The groundwork had – literally – been laid for its arrival in the preceding months, as the factory floor had been reconfigured to make space for the new arrival. With the footings prepared, the way was clear for installation to begin.
So, on a rainy morning in June, there was much excitement as the Dorries Scharmann engineers arrived on-site, followed by a fleet of wagons, delivering the first parts of the machinery to site.
Work will continue for the forthcoming weeks and months as the machine centre is assembled, tested and calibrated before being officially handed over to Lynn Mowbray, Operations Director at KKI. On- and off-site training for operatives will then begin, with full production expected to commence in September 2012.

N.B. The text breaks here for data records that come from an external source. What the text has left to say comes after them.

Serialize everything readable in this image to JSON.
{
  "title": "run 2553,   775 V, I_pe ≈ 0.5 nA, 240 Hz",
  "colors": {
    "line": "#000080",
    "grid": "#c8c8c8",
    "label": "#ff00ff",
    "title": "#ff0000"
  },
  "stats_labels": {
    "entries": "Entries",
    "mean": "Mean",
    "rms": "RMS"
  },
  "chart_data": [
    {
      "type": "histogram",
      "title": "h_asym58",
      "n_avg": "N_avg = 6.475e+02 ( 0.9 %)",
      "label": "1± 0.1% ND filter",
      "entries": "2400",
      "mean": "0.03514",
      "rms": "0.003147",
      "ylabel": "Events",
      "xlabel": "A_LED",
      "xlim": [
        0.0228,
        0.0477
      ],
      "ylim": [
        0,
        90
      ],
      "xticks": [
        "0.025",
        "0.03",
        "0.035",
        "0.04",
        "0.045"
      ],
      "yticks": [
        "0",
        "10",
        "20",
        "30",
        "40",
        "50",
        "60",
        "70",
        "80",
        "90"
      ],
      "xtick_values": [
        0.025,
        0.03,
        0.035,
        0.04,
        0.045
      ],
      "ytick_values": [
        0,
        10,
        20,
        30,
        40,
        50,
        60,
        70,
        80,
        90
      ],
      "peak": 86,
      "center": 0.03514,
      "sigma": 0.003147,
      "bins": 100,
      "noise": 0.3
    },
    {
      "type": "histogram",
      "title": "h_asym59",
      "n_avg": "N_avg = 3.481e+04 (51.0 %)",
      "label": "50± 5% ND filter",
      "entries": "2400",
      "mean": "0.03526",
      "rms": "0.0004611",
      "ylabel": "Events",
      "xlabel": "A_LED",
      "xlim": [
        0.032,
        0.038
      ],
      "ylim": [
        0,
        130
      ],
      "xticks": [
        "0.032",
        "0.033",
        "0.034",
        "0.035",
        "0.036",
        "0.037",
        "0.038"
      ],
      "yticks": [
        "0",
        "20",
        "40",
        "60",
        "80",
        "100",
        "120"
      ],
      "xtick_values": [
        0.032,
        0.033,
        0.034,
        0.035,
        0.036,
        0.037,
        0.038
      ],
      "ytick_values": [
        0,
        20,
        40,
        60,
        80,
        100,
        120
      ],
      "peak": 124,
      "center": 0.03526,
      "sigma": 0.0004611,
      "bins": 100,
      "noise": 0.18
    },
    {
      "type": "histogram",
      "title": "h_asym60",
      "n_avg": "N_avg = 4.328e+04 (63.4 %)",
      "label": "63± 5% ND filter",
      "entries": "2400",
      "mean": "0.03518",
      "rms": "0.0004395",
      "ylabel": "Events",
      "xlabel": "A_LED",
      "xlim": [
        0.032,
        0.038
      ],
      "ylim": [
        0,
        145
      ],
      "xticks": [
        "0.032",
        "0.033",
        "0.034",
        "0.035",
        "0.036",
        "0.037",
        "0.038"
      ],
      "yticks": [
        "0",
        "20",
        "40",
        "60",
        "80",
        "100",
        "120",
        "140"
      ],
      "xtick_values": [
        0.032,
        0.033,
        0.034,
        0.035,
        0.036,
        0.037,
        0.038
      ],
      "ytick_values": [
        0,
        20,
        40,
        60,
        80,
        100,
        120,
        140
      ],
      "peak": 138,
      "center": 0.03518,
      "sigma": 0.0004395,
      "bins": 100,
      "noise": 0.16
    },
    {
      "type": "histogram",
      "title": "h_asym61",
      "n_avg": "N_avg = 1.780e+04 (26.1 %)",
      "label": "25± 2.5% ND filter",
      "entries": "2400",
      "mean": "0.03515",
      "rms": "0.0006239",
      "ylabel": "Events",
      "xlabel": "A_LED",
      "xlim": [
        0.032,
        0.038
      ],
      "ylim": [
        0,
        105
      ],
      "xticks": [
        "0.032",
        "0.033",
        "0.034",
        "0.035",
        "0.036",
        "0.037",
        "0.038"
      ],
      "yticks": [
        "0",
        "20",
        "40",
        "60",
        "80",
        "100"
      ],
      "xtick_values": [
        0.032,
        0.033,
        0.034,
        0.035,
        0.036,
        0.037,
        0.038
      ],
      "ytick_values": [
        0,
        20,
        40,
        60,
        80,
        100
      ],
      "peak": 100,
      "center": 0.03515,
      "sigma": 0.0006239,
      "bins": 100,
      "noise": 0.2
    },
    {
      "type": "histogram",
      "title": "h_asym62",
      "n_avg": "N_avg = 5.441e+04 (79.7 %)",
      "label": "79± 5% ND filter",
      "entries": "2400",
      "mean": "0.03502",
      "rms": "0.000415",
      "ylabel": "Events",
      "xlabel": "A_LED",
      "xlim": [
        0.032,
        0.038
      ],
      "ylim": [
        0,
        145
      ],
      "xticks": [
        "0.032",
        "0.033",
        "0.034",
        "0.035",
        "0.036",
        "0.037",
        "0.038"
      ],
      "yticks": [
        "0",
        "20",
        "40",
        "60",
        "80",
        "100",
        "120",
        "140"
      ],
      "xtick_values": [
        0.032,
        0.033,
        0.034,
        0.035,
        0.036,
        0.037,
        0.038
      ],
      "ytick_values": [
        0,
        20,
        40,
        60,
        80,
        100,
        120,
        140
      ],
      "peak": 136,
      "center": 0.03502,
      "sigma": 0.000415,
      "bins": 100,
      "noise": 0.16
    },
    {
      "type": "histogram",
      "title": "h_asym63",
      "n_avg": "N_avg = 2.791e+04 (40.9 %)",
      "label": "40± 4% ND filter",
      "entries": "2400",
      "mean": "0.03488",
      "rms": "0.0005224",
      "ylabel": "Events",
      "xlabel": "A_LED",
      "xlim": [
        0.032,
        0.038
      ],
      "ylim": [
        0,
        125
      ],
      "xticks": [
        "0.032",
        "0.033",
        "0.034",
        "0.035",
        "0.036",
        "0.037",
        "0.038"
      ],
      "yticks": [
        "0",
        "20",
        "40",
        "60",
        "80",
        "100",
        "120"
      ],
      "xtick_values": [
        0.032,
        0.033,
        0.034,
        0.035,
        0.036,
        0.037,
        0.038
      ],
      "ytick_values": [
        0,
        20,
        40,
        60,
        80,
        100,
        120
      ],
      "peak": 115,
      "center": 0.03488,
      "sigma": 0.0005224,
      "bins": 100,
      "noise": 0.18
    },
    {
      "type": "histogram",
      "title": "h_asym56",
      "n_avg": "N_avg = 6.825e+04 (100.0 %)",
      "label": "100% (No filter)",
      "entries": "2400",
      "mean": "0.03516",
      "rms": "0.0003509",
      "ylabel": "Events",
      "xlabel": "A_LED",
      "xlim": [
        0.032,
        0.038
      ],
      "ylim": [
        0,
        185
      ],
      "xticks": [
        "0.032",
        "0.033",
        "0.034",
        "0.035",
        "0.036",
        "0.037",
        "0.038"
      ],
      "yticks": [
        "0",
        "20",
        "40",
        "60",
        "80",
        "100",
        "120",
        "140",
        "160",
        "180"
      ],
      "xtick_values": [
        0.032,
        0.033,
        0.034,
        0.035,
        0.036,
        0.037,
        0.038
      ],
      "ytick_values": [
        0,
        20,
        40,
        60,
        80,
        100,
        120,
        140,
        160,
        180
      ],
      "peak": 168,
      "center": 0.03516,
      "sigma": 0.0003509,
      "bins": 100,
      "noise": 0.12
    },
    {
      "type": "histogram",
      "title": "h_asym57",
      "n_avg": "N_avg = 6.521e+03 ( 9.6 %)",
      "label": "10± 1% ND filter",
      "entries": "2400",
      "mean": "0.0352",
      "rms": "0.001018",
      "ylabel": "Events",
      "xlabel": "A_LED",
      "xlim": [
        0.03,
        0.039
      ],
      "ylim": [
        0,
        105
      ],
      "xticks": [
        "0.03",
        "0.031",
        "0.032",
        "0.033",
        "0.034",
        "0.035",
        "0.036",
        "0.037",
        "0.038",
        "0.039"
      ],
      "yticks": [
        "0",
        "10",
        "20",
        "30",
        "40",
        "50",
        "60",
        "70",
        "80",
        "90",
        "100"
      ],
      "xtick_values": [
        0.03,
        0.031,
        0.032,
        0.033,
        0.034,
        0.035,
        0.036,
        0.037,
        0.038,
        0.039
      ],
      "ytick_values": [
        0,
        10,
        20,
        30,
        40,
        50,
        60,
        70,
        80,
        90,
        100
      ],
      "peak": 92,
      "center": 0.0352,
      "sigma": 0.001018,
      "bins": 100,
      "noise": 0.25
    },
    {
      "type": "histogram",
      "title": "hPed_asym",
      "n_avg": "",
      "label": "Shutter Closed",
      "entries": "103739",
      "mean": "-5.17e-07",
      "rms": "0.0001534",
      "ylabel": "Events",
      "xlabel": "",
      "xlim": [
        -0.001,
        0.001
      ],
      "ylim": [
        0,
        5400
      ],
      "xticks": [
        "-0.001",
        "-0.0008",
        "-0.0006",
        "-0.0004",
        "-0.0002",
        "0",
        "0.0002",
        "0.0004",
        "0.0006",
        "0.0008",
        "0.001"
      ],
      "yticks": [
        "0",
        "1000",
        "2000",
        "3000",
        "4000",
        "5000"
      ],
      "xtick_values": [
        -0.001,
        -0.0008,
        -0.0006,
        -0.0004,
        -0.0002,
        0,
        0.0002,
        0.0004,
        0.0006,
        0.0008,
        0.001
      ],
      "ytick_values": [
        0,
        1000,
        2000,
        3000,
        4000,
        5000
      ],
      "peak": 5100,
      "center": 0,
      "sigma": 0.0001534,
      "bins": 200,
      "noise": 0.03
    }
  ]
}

The machining centre will transform the way in which valves are manufactured at Koso Kent Introl. For a start, it is able to combine turning and drilling functions, and can accommodate much larger valves than previous machines. Most importantly, it will allow for much more efficient production techniques, enabling more flexible manpower planning and therefore delivering significant productivity gains.
These operational benefits will add to those already being enjoyed as a result of the installation of another new machine in 2011. The Mazak Integrex 200-4T is already proving its worth, reducing set-up and tooling time, and creating greater capacity and contingency.
Commenting on the benefits that the new machines will bring, Lynn Mowbray said:
“They are going to make a huge difference to our operational capability; especially for some of our high profile forthcoming projects for key customers. They will help us with our aim to keep all our production in-house, thus maintaining absolute standards of quality.
“In the context of the company’s ongoing continuous improvement programme, this will help us to be at the forefront of manufacturing and engineering in our industry. We’re aiming for world-class practices in every aspect of what we do. It’s a very exciting time, and we’re looking forward to reaping the benefits.”